Big tech stocks are rallying, including those among the so-called FAANG and FAAMG groups (see list below), but investors are getting increasingly nervous about the prospects for an earnings recession for tech companies, in which their profits would decline this year. Hedge funds have reduced their tech sector allocations to the lowest level since July 2016, per client data compiled by Goldman Sachs, Bloomberg reports. Meanwhile, tech-oriented ETFs have endured four consecutive months of net withdrawals, for a cumulative $8 billion outflow, Bloomberg calculates.
“There seems to be an assumption that the world economy, especially how it has affected tech, is going to be much worse” than the forecasts made by economists, as Tom Plumb, portfolio manager of the Wisconsin-based Plumb Balanced Fund (PLBBX), told Bloomberg. “A company as well managed as Apple [Inc. (AAPL)] would within a month have to significantly reduce expectations--it made people very anxious that it might just be a cliff for all these companies,” he added.

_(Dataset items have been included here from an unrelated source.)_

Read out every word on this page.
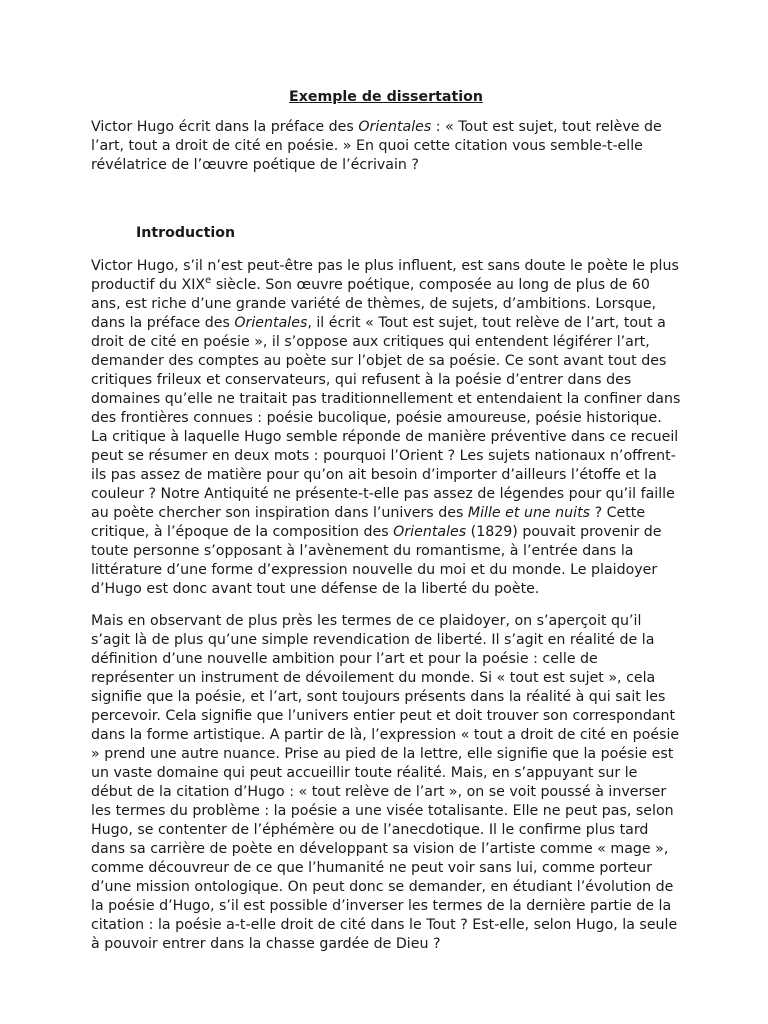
Exemple de dissertation

Victor Hugo écrit dans la préface des Orientales : « Tout est sujet, tout relève de l’art, tout a droit de cité en poésie. » En quoi cette citation vous semble-t-elle révélatrice de l’œuvre poétique de l’écrivain ?

Introduction

Victor Hugo, s’il n’est peut-être pas le plus influent, est sans doute le poète le plus productif du XIXe siècle. Son œuvre poétique, composée au long de plus de 60 ans, est riche d’une grande variété de thèmes, de sujets, d’ambitions. Lorsque, dans la préface des Orientales, il écrit « Tout est sujet, tout relève de l’art, tout a droit de cité en poésie », il s’oppose aux critiques qui entendent légiférer l’art, demander des comptes au poète sur l’objet de sa poésie. Ce sont avant tout des critiques frileux et conservateurs, qui refusent à la poésie d’entrer dans des domaines qu’elle ne traitait pas traditionnellement et entendaient la confiner dans des frontières connues : poésie bucolique, poésie amoureuse, poésie historique. La critique à laquelle Hugo semble réponde de manière préventive dans ce recueil peut se résumer en deux mots : pourquoi l’Orient ? Les sujets nationaux n’offrent-ils pas assez de matière pour qu’on ait besoin d’importer d’ailleurs l’étoffe et la couleur ? Notre Antiquité ne présente-t-elle pas assez de légendes pour qu’il faille au poète chercher son inspiration dans l’univers des Mille et une nuits ? Cette critique, à l’époque de la composition des Orientales (1829) pouvait provenir de toute personne s’opposant à l’avènement du romantisme, à l’entrée dans la littérature d’une forme d’expression nouvelle du moi et du monde. Le plaidoyer d’Hugo est donc avant tout une défense de la liberté du poète.

Mais en observant de plus près les termes de ce plaidoyer, on s’aperçoit qu’il s’agit là de plus qu’une simple revendication de liberté. Il s’agit en réalité de la définition d’une nouvelle ambition pour l’art et pour la poésie : celle de représenter un instrument de dévoilement du monde. Si « tout est sujet », cela signifie que la poésie, et l’art, sont toujours présents dans la réalité à qui sait les percevoir. Cela signifie que l’univers entier peut et doit trouver son correspondant dans la forme artistique. A partir de là, l’expression « tout a droit de cité en poésie » prend une autre nuance. Prise au pied de la lettre, elle signifie que la poésie est un vaste domaine qui peut accueillir toute réalité. Mais, en s’appuyant sur le début de la citation d’Hugo : « tout relève de l’art », on se voit poussé à inverser les termes du problème : la poésie a une visée totalisante. Elle ne peut pas, selon Hugo, se contenter de l’éphémère ou de l’anecdotique. Il le confirme plus tard dans sa carrière de poète en développant sa vision de l’artiste comme « mage », comme découvreur de ce que l’humanité ne peut voir sans lui, comme porteur d’une mission ontologique. On peut donc se demander, en étudiant l’évolution de la poésie d’Hugo, s’il est possible d’inverser les termes de la dernière partie de la citation : la poésie a-t-elle droit de cité dans le Tout ? Est-elle, selon Hugo, la seule à pouvoir entrer dans la chasse gardée de Dieu ?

Riding High, But for How Long?
(YTD Performance Through Jan. 28, 2019)
- Netflix Inc. (NFLX): +25.4%
- Facebook inc. (FB): +12.5%
- Amazon.com Inc. (AMZN): +9.0%
- Microsoft Corp. (MSFT): +3.5%
- Alphabet Inc. (GOOGL): +3.3%
- Apple: -0.9%
- Nasdaq 100 Index (NDX): +5.8%
- S&P 500 Index (SPX): +5.5%
Source: Yahoo Finance
Significance for Investors
The gloomy outlook for tech is growing despite expectations that the S&P 500 Index as a whole will enjoy higher earnings in 2019, though with a smaller year-over-year (YOY) growth rate than that seen in 2018. It also runs contrary to analyses that cite tech as likely to enjoy secular growth regardless of general economic ups and downs.
The current earnings reporting season is expected to show tech sector earnings growing at a slower pace than for the entire S&P 500, and for the second straight quarter, Bloomberg notes. Worse yet, the report adds, the consensus among analysts is that tech will suffer YOY earnings declines in the first two quarters of 2019, and perhaps later on as well.

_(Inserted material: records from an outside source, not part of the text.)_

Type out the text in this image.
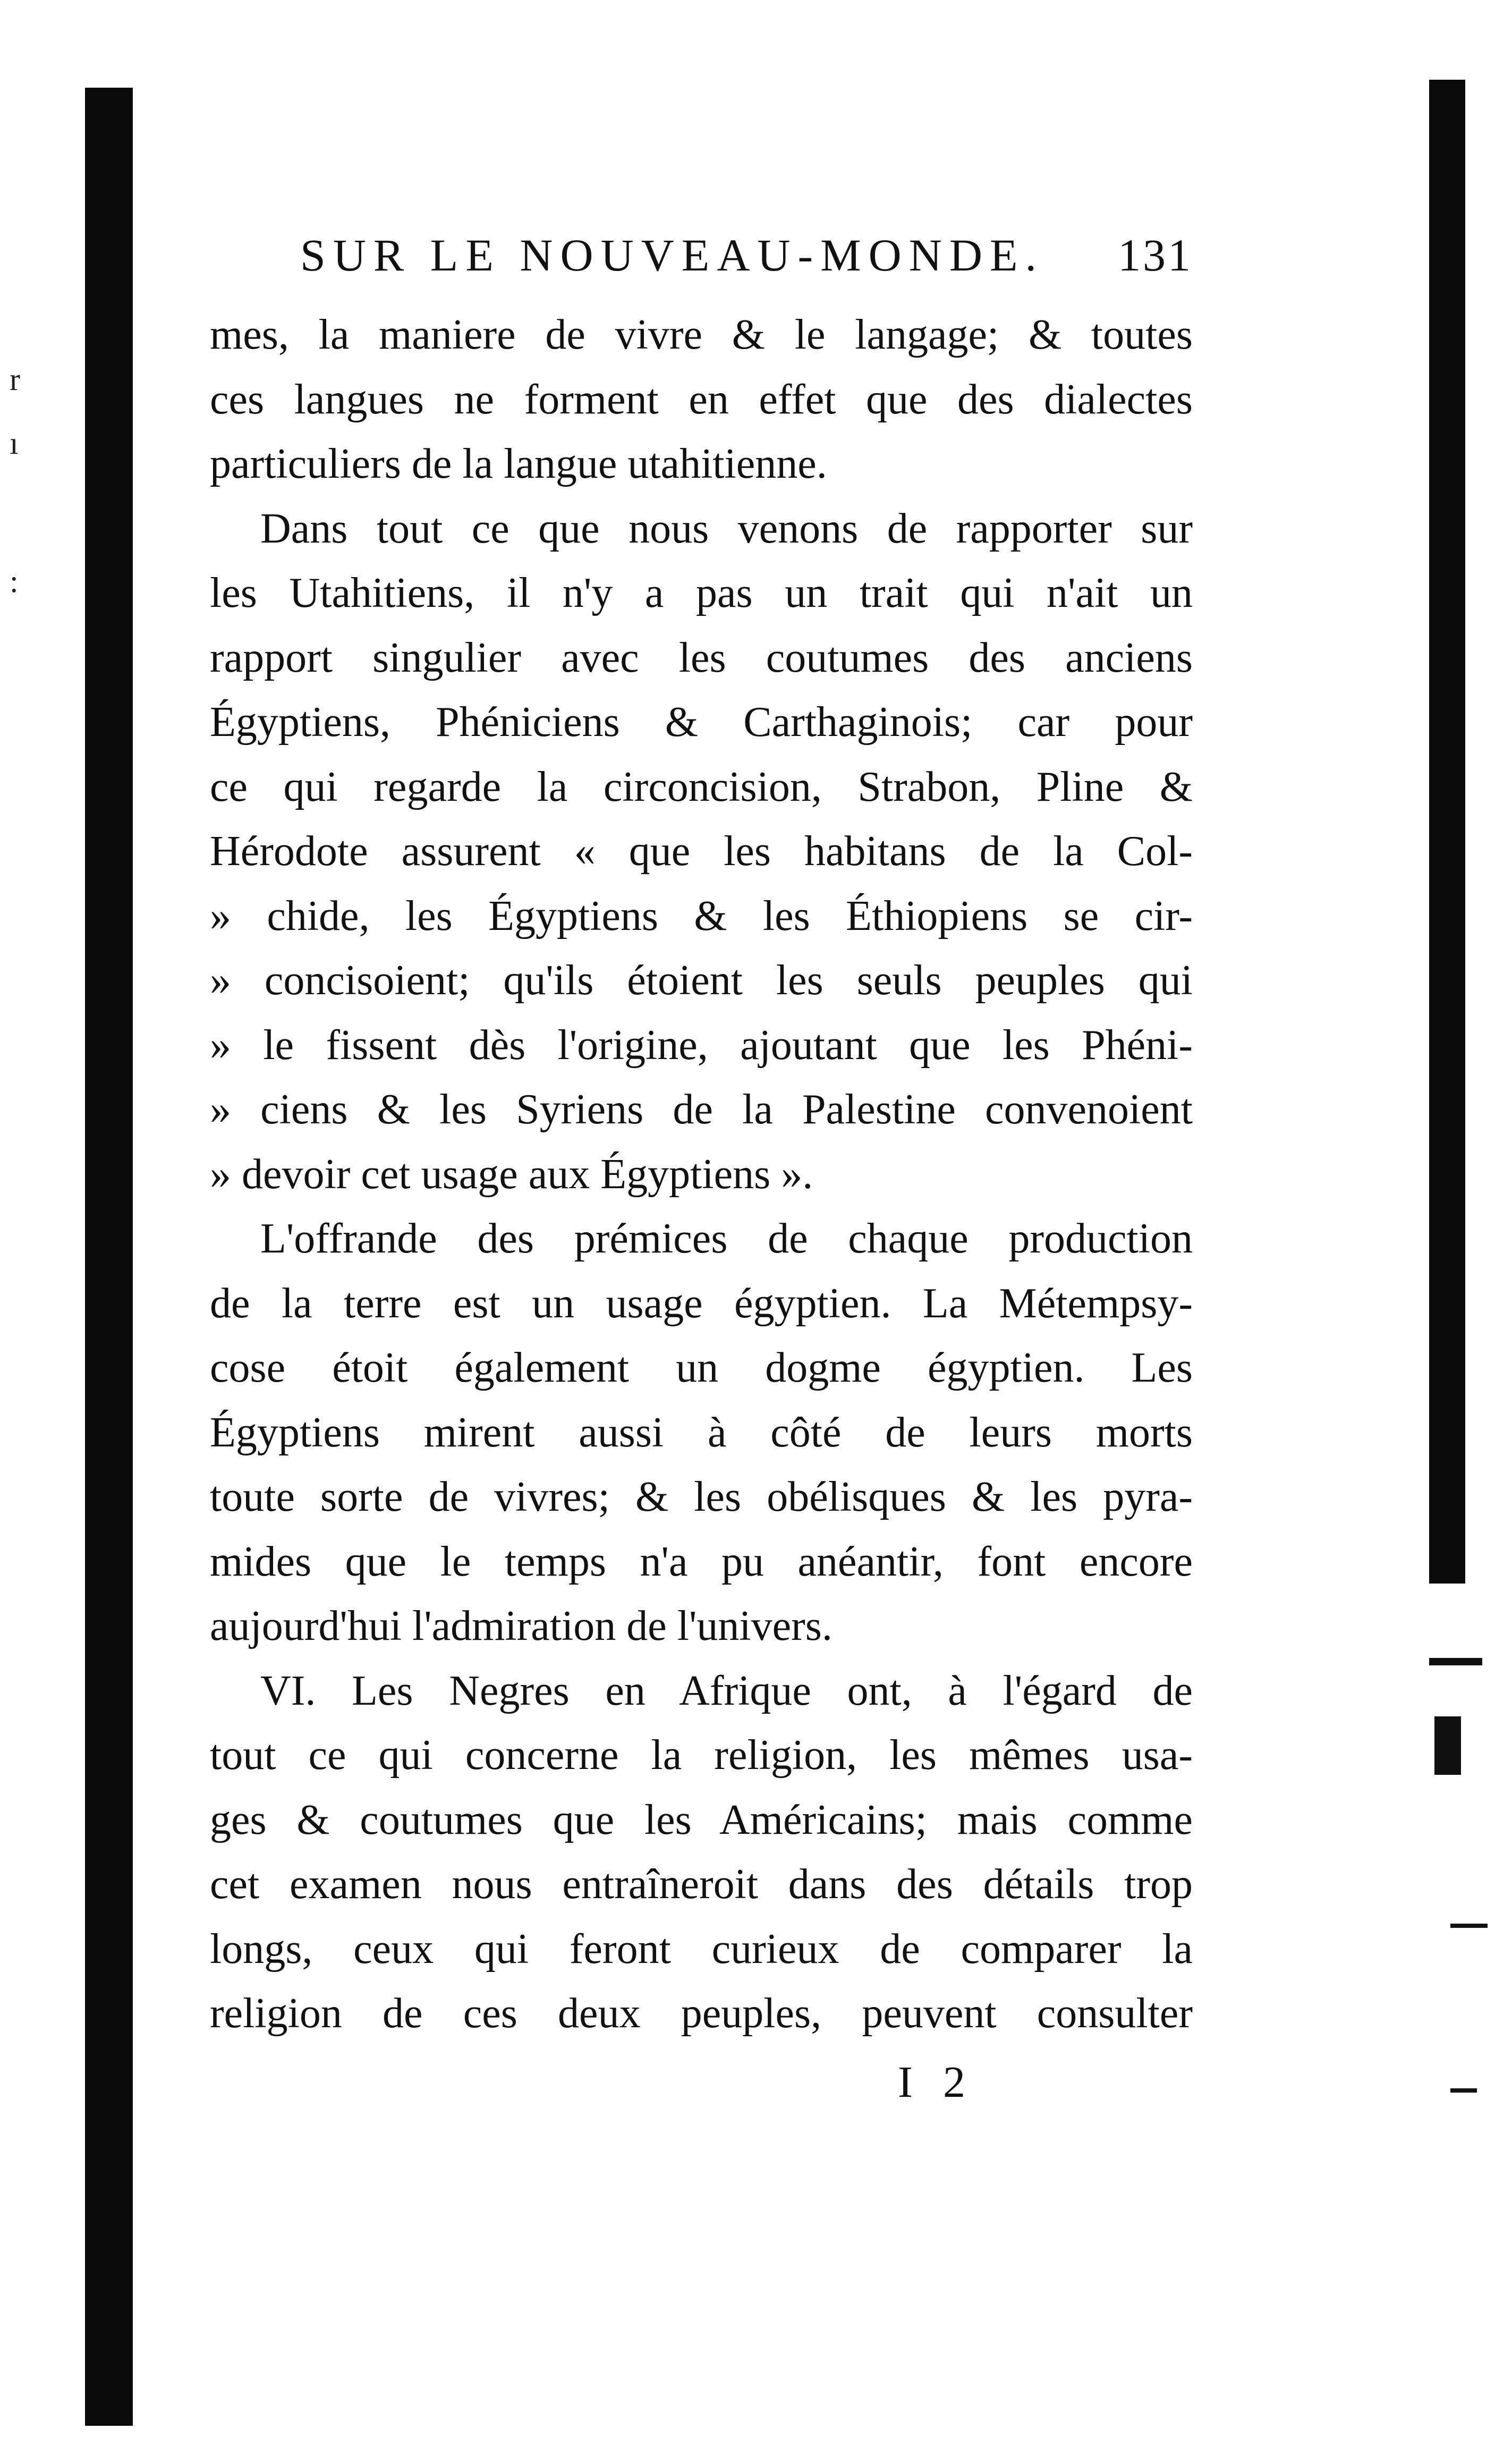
r
ı
:
SUR LE NOUVEAU-MONDE. 131
mes, la maniere de vivre & le langage; & toutes
ces langues ne forment en effet que des dialectes
particuliers de la langue utahitienne.
Dans tout ce que nous venons de rapporter sur
les Utahitiens, il n'y a pas un trait qui n'ait un
rapport singulier avec les coutumes des anciens
Égyptiens, Phéniciens & Carthaginois; car pour
ce qui regarde la circoncision, Strabon, Pline &
Hérodote assurent « que les habitans de la Col-
» chide, les Égyptiens & les Éthiopiens se cir-
» concisoient; qu'ils étoient les seuls peuples qui
» le fissent dès l'origine, ajoutant que les Phéni-
» ciens & les Syriens de la Palestine convenoient
» devoir cet usage aux Égyptiens ».
L'offrande des prémices de chaque production
de la terre est un usage égyptien. La Métempsy-
cose étoit également un dogme égyptien. Les
Égyptiens mirent aussi à côté de leurs morts
toute sorte de vivres; & les obélisques & les pyra-
mides que le temps n'a pu anéantir, font encore
aujourd'hui l'admiration de l'univers.
VI. Les Negres en Afrique ont, à l'égard de
tout ce qui concerne la religion, les mêmes usa-
ges & coutumes que les Américains; mais comme
cet examen nous entraîneroit dans des détails trop
longs, ceux qui feront curieux de comparer la
religion de ces deux peuples, peuvent consulter
I 2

Today's skepticism about tech represents a significant reversal from the situation in 2018, when there was widespread concern about overcrowded investments in the sector, especially in a few of the most popular names such as the FAANG and FAAMG stocks. Indeed, investors have been rotating out of tech and into defensive stocks for several months.
More recently, investors have been building up their cash balances at the fastest pace since the financial crisis of 2008, The Wall Street Journal reports. At the same time, while they remain generally bullish about the economy and stocks in 2019, Goldman Sachs recommends that investors reduce risk by building up their cash reserves even further.
Meanwhile, tech is notably absent from the sectors that are expected to lead the market going forward, per a report from Morgan Stanley. Tech also is not among the sectors that are most compelling on the basis of valuations, per Bank of America Merrill Lynch. By contrast, tech still offers "strong idiosyncratic growth and limited dependence on the path of economic activity," according to another Goldman Sachs report.
It may be premature to conclude that the glory days for big tech stocks are over, but is apparent that investors have become much more cautious about the sector. It remains to be seen whether his suggests that bargains now exist in tech stocks, or whether a longer-term decline is underway.